Мы уже говорили о стихотворениях на темы древности, дышащих глубокой страстностью и волнением. В других стихотворениях (о безумцах, нищих, бесприютных парижских стариках и старухах) продолжаются социальные темы завершающей книги «Часослова» и «Книги образов». Ниже мы проследим новые черты мастерства Рильке на двух примерах, далеких от «искусствоведческого» цикла, выбрав такие шедевры, как «Пантера» и «Испанская танцовщица». Эти примеры особенно интересны. Так, «Пантера» являет пример глубокой символики Рильке, «Испанская танцовщица» дает возможность сопоставить его поэзию с лирикой Блока (нами обнаружена близкая тематическая аналогия, ранее ускользавшая от исследователей).

DER PANTHER


Im Jardin des plantes, Paris


Sein Blick ist vom Vorübergehn der Stäbe
so müd geworden, dass er nichts mehr hält —
Ihm ist, als ob es tausend Stäbe gäbe
und hinter tausend Stäben keine Welt.
Der weiche Gang geschmeidig starker Schritte,
der sich im allerkleinsten Kreise dreht,
ist wie ein Tanz von Kraft um eine Mitte,
in der betäubt ein grosser Wille steht.
Nur manchmal schiebt der Vorhang der Pupille
sich lautlos auf —.Dann geht ein Bild hinein,
geht durch der Glieder angespannte Stille —
und hört im Herzen auf zu sein[26].

DER PANTHER

Im Jardin des plantes, Paris

Im Jardin des plantes, Paris

В отличие от многих других стихотворений здесь Рильке отказывается от подробной, детальной изобразительности. Если в стихотворении «Фламинго» дан ясный, живописный образ, своего рода картина[27], то в «Пантере» описание сведено к полунамекам, отдельным штрихам. Усталый взгляд пантеры, кружащейся в замкнутом пространстве, ее мягкая слитная поступь, внезапная короткая вспышка радости или тревоги в глазах зверя — вот и все подробности, которые сообщает нам поэт. Но эта недосказанность еще сильнее действует на воображение. Образ пантеры исполнен силы, и в то же время в ее «танце по кругу» сквозит глубочайшая, безысходная обреченность. Эта же обреченность, вечное повторение уже знакомого подчеркнуты мастерскими звуковыми повторами первой строфы: трижды повторяется слово «Stäbe» (прутья), причем один раз с внутренней рифмой (als ob es tausend Stäbe gäbe).

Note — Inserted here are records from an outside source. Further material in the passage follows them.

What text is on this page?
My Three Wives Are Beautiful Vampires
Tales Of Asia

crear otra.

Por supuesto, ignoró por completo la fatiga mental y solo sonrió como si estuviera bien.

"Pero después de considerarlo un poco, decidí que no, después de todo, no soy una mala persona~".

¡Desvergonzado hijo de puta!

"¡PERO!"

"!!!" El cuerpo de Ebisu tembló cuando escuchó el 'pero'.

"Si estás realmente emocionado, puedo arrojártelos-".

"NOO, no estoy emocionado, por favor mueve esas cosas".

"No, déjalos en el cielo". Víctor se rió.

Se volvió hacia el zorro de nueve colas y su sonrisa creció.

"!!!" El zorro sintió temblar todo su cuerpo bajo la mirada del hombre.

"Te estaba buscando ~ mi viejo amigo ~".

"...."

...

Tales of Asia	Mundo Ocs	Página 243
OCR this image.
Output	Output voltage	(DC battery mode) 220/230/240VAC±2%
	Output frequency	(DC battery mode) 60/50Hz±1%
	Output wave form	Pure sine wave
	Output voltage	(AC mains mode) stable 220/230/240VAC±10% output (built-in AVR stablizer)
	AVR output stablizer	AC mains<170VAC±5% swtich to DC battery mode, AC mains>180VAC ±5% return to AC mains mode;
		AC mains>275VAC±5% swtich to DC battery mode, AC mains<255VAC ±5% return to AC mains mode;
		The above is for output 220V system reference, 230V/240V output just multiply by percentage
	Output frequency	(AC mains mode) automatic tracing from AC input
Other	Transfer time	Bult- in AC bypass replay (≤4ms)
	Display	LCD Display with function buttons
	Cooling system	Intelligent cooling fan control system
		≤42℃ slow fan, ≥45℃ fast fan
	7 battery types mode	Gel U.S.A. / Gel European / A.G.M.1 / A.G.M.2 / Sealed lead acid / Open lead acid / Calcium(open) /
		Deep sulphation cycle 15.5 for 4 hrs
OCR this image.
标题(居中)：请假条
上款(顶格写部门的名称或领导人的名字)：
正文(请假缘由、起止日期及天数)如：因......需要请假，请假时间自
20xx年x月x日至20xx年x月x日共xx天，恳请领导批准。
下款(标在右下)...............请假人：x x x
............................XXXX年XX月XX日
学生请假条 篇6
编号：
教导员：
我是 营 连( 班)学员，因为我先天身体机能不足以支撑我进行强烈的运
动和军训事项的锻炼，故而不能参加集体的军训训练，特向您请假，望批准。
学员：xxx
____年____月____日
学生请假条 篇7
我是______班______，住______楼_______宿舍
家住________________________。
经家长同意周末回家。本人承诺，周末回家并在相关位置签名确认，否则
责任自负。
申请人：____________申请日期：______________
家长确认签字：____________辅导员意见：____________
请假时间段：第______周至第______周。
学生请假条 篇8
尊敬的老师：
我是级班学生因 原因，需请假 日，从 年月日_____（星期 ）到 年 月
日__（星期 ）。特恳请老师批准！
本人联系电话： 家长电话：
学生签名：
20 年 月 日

В этом простом, казалось бы, бессюжетном стихотворении заключена глубокая символика. Дикий тропический зверь — и современный город, порыв к свободе — и обреченность, неволя, трагедия безысходности — все эти контрасты вместились в двенадцать строк небольшого стихотворения, уже давно ставшего хрестоматийным, вошедшего в бесчисленные антологии немецкой поэзии[28]. Это стихотворение подкупает и необычайной силой сострадания к живому существу, начисто опровергающей ложное представление о Рильке как о бесстрастном эстете.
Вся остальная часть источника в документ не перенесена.